Lean manufacturing and automation goes hand in hand for most of the manufacturers. Although lean dose not mean automation, automation can be a useful tool in lean processes. Automation will bring higher quality, repeatability, and consistency to the particular process. It is important to look for the possibilities of automation in a lean environment. So the question is what can we automate? What will help automation?
- Are repeated over and over again
- In every cycle there is no decision making is required
- Are with same inputs and outputs
Can be automated. But the possibility of automation depends upon the technical feasibility, cost effectiveness and other interests of the organization. It is very important to understand, if the process doesn’t require any human intervention like subjective decision making (Ex: Color and shades for a car) in theory that process can be automated.
So how can we make processes which can be automated? One of the most important concepts of lean manufacturing, standardization makes it possible to automate the processes. Standard processes define a way of operation. There is almost no requirement of human intervention to make the process happen. If it goes wrong, humans can analyze to find root causes and cure the root cause to solve the problem.

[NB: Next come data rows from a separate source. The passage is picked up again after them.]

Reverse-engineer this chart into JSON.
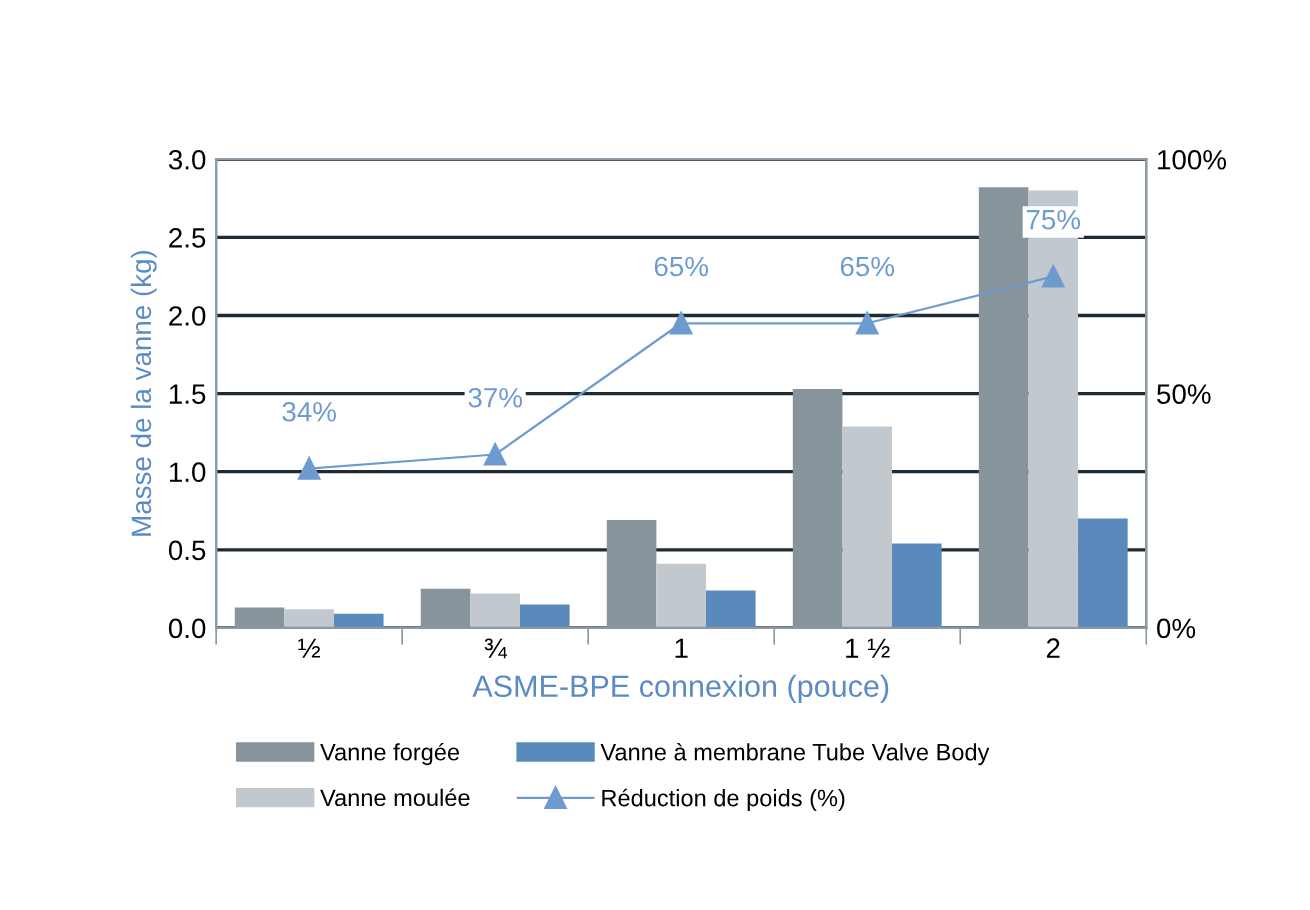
{
  "chart_data": {
    "type": "bar",
    "xlabel": "ASME-BPE connexion (pouce)",
    "ylabel": "Masse de la vanne (kg)",
    "categories": [
      "½",
      "¾",
      "1",
      "1 ½",
      "2"
    ],
    "series": [
      {
        "name": "Vanne forgée",
        "color": "#87949c",
        "values": [
          0.13,
          0.25,
          0.69,
          1.53,
          2.82
        ]
      },
      {
        "name": "Vanne moulée",
        "color": "#c1c9cf",
        "values": [
          0.12,
          0.22,
          0.41,
          1.29,
          2.8
        ]
      },
      {
        "name": "Vanne à membrane Tube Valve Body",
        "color": "#5a8abb",
        "values": [
          0.09,
          0.15,
          0.24,
          0.54,
          0.7
        ]
      },
      {
        "name": "Réduction de poids (%)",
        "type": "line",
        "axis": "y2",
        "color": "#6d9bd0",
        "marker": "triangle",
        "values": [
          34,
          37,
          65,
          65,
          75
        ],
        "value_labels": [
          "34%",
          "37%",
          "65%",
          "65%",
          "75%"
        ]
      }
    ],
    "ylim": [
      0,
      3
    ],
    "yticks": [
      {
        "value": 0,
        "label": "0.0"
      },
      {
        "value": 0.5,
        "label": "0.5"
      },
      {
        "value": 1,
        "label": "1.0"
      },
      {
        "value": 1.5,
        "label": "1.5"
      },
      {
        "value": 2,
        "label": "2.0"
      },
      {
        "value": 2.5,
        "label": "2.5"
      },
      {
        "value": 3,
        "label": "3.0"
      }
    ],
    "y2lim": [
      0,
      100
    ],
    "y2ticks": [
      {
        "value": 0,
        "label": "0%"
      },
      {
        "value": 50,
        "label": "50%"
      },
      {
        "value": 100,
        "label": "100%"
      }
    ],
    "grid": "y",
    "legend": "bottom"
  }
}
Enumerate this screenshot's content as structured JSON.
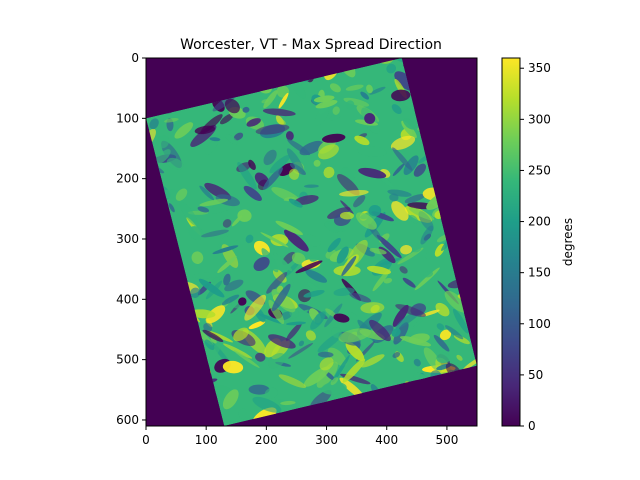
{
  "chart_data": {
    "type": "heatmap",
    "title": "Worcester, VT - Max Spread Direction",
    "xlabel": "",
    "ylabel": "",
    "xlim": [
      0,
      550
    ],
    "ylim": [
      610,
      0
    ],
    "x_ticks": [
      0,
      100,
      200,
      300,
      400,
      500
    ],
    "y_ticks": [
      0,
      100,
      200,
      300,
      400,
      500,
      600
    ],
    "colorbar": {
      "label": "degrees",
      "range": [
        0,
        360
      ],
      "ticks": [
        0,
        50,
        100,
        150,
        200,
        250,
        300,
        350
      ],
      "colormap": "viridis"
    },
    "data_extent_corners": [
      {
        "x": 0,
        "y": 100
      },
      {
        "x": 425,
        "y": 0
      },
      {
        "x": 550,
        "y": 510
      },
      {
        "x": 130,
        "y": 610
      }
    ],
    "background_value": 0,
    "colors": {
      "background": "#440154",
      "viridis": [
        "#440154",
        "#482878",
        "#3e4989",
        "#31688e",
        "#26828e",
        "#1f9e89",
        "#35b779",
        "#6ece58",
        "#b5de2b",
        "#fde725"
      ]
    }
  }
}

Lean provides a perfect ground for automation. But the decision to automate the process needs careful analysis. The technical feasibility, cost effectiveness of automation, environmental and social factors can influence the decision on automation.

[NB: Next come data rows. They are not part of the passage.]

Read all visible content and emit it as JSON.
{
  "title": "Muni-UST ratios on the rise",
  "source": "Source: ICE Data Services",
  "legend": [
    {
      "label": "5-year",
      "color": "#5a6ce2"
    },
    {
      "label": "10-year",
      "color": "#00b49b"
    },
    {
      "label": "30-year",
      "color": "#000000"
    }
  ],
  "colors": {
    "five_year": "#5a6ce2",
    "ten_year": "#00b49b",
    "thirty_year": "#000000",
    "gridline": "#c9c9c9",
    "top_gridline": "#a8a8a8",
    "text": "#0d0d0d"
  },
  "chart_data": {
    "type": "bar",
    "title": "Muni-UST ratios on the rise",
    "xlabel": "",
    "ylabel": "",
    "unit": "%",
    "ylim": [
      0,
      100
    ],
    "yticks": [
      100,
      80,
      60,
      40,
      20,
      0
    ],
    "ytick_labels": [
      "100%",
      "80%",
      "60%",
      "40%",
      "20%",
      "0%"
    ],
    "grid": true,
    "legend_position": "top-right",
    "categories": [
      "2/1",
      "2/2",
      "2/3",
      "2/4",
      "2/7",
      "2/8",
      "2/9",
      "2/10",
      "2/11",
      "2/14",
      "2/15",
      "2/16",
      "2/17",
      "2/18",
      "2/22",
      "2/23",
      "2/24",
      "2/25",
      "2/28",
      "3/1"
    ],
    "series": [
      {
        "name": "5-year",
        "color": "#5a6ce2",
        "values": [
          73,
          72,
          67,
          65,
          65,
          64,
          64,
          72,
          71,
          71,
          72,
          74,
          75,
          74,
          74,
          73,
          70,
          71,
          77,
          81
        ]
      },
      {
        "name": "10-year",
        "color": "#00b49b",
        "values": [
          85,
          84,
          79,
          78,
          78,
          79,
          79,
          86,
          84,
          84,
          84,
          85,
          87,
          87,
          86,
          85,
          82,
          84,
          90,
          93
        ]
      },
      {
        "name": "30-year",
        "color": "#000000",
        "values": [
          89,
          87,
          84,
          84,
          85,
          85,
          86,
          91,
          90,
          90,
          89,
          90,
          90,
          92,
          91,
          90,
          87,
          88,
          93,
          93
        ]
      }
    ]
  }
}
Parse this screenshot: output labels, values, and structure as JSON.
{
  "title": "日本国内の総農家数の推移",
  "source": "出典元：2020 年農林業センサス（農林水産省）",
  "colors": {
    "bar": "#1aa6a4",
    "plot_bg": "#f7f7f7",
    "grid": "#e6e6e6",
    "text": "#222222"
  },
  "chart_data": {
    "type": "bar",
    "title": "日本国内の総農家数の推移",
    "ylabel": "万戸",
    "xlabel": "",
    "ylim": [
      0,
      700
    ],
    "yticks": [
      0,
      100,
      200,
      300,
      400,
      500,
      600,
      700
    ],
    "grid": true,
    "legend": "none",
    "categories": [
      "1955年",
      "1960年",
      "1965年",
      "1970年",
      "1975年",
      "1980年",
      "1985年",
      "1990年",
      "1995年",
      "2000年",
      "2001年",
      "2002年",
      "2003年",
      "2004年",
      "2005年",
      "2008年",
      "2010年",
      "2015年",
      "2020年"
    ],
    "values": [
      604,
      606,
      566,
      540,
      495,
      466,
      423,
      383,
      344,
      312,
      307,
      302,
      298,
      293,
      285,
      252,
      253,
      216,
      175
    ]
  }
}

In a concluding note, automation should not be looked as a way of reducing the head count. Lean manufacturing is built on respecting human resource. By removing that pillar or by weakening it, you can not become a lean manufacturer. Automation is to liberate people from their repeated tiring work, not to remove them from their jobs.
In lean manufacturing careful analysis and decision making plays a major role. Before any decision, it needs to be analyzed and carefully evaluated. How complicated this process is? How many tools any lean organization requires to do this analysis?
If you are a traditional manufacturer you might have a set of tools to analyze your system. And you might be making decisions based on the results. So you might know the difficulties involved. How many times you have collected data using complex methodologies and analyzed them and made no decision. How many times other departments give you another view or a report contradictory to the report you are using hence creating conflicts. So how difficult lean analysis should be and how complex and costly it should be?
In lean methodology there is a fundamental difference to the traditional methodology of data collection, analysis and making decisions. The method is formalized in lean environment. So every body will share the same way of data collection and hence will have the same information to begin with. On the other hand the tools are very simple. For an example “Go and See It for Yourself” approach reduces the need for complex data collection techniques and gives the first hand experience to the people who try to analyze the problem. Ask Why 5 times is another simple and important tool to find the cause to the problem. Collectively these processes and tools provide a formalized, standard and simple way to analyze problems, finding root cause and making decisions. All the parties involved will share the same information throughout. This makes it is very easy to implement decisions made. Importantly in the lean process of problem solving, analysis ends with decisions, unlike in many traditional organizations who ends in “analysis and paralysis” scenario.